Published Date:
In the latest edition of our Sanctions Watch weekly digest, we present significant updates on sanction watchlists and regulatory developments.
The Department of Justice (DOJ), the Department of Commerce’s Bureau of Industry and Security (BIS), the Department of Homeland Security’s Homeland Security Investigations (HSI), the Department of State’s Directorate of Defense Trade Controls (DDTC), and the Department of the Treasury’s Office of Foreign Assets Control (OFAC) jointly released a compliance note. This document emphasizes the tactics used by malign actors in the maritime and transportation sectors, along with recent enforcement actions in response to alleged violations of United States sanctions and export controls. Additionally, the note provides guidance on steps that the maritime and transportation industries can adopt to maintain compliance with U.S sanctions and export controls.

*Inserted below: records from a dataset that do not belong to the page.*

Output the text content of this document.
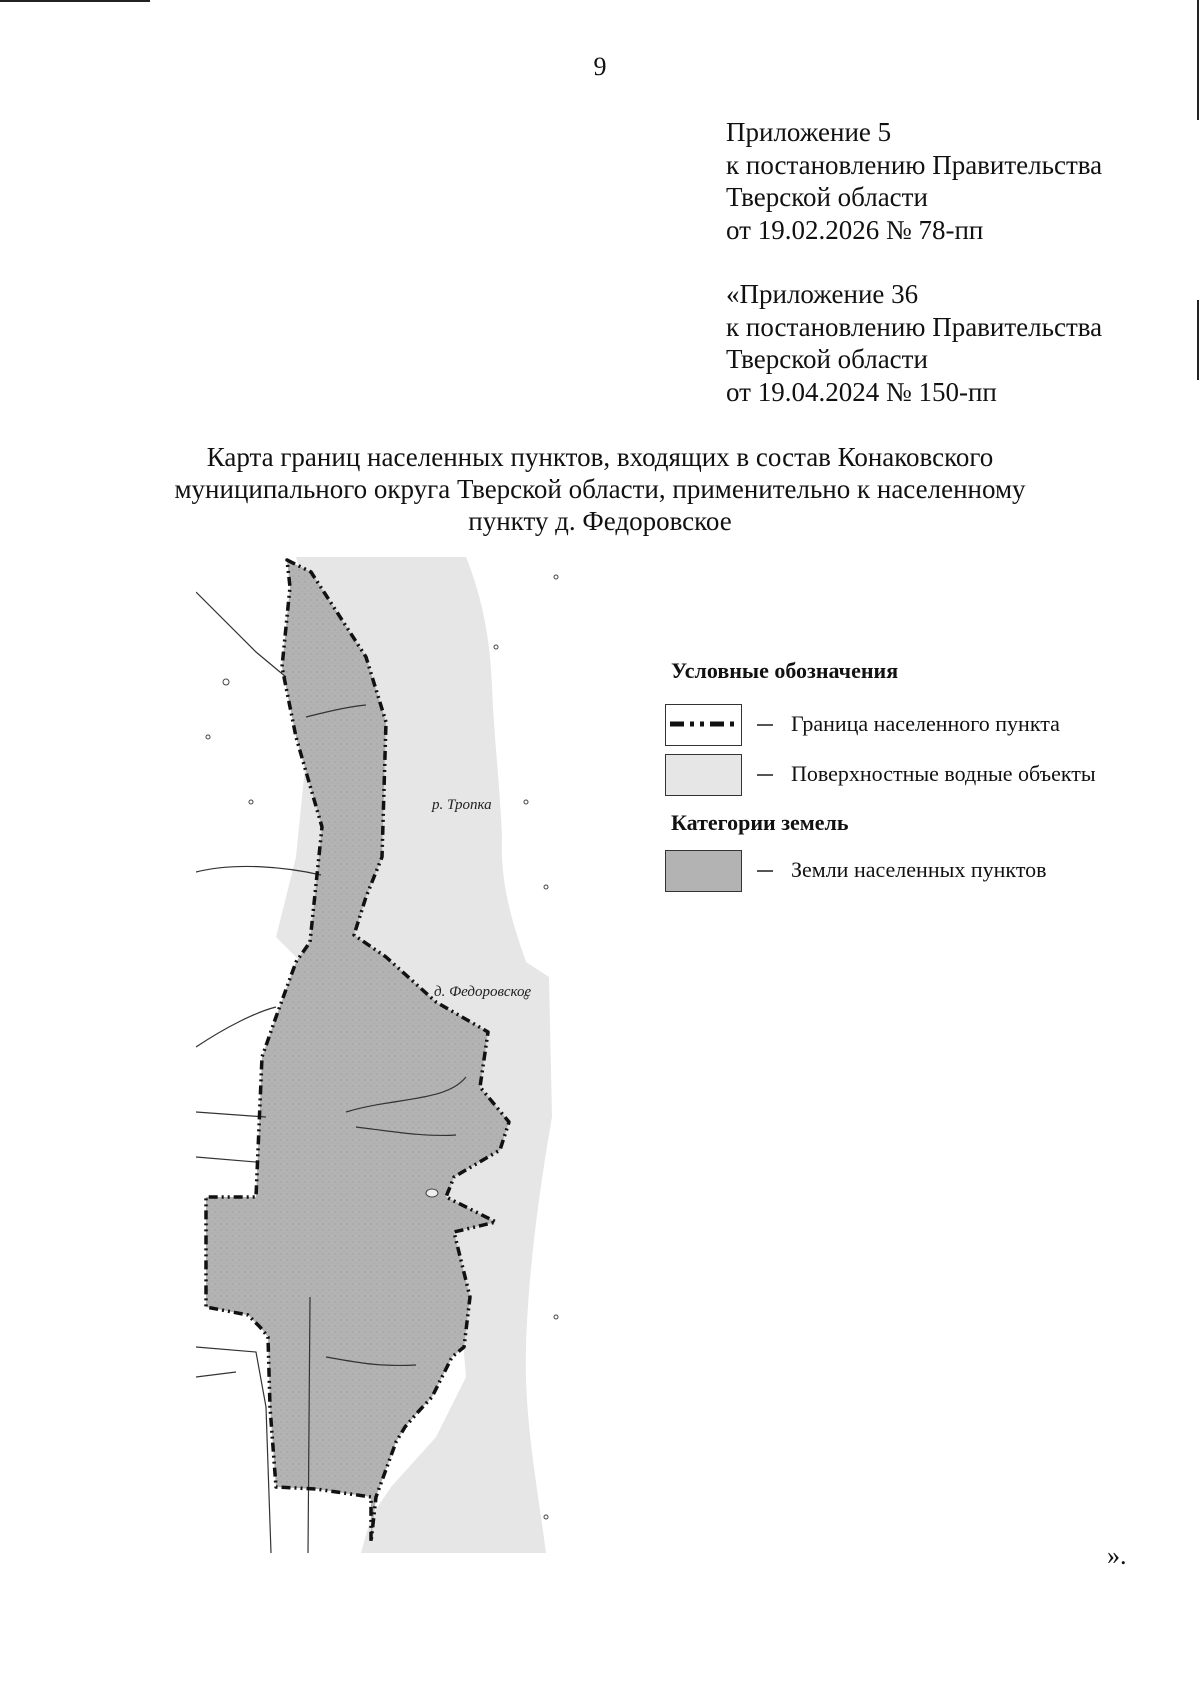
9
Приложение 5
к постановлению Правительства
Тверской области
от 19.02.2026 № 78-пп
«Приложение 36
к постановлению Правительства
Тверской области
от 19.04.2024 № 150-пп
Карта границ населенных пунктов, входящих в состав Конаковского
муниципального округа Тверской области, применительно к населенному
пункту д. Федоровское
р. Тропка
д. Федоровское
Условные обозначения
Граница населенного пункта
Поверхностные водные объекты
Категории земель
Земли населенных пунктов
».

The United Kingdom Government has recently made updates to its Notice to Importers, introducing a new General Trade Licence and revising guidance related to sanctions on iron and steel from Russia. In April 2023, sanctions were imposed, prohibiting the import of iron and steel processed in a third country (excluding the United Kingdom, Isle of Man, or Russia). These restrictions, effective since September 30, 2023, require traders to furnish documentation proving a good’s supply chain compliance. According to the updated guidance, acceptable evidence includes Mill Test Certificates, invoices, certificates of origin from chambers of commerce, bills of lading, or CMR transport documents. Additionally, the new General Trade Licence permits the import of reusable packaging, pre-sanctioned goods, and items in free circulation in the UK pre-sanctions. Effective from December 11, 2023, with no specified end date, users must notify the Secretary of State for the Department for Business and Trade within 30 days of first use and adhere to record-keeping obligations.
The “frequently asked questions” (FAQ) document from the State Secretariat for Economic Affairs (SECO) has been updated, offering improved clarity on certain aspects of Articles 16 and 20 of the Ordinance related to measures in connection with the situation in Ukraine (“UKRO”). Notably, there is an additional transactional reporting requirement that applies to all entries in Annex 8, including pre-existing ones that were previously reported to SECO. The deadline for compliance with this requirement is March 29, 2024, for entries made before December 1, 2023.
The Spanish presidency of the Council and the European Parliament, have reached a political agreement on a European Union (EU) law that criminalizes the violation of EU sanctions. This directive establishes criminal offenses and penalties for individuals or entities that breach or evade EU sanctions, ensuring their prosecution. The significance of this law is heightened in the context of the Russian war of aggression against Ukraine. Member states are mandated to define specific actions as criminal offenses, encompassing activities such as aiding those subjects to EU restrictive measures in bypassing travel bans, trading sanctioned goods, engaging in transactions with entities under EU restrictions, providing prohibited financial services, and concealing ownership of funds tied to EU-sanctioned individuals or entities. Additionally, inciting, aiding, and abetting these offenses will be punishable. Notably, the law extends criminal liability to the intentional or seriously negligent trade of war material.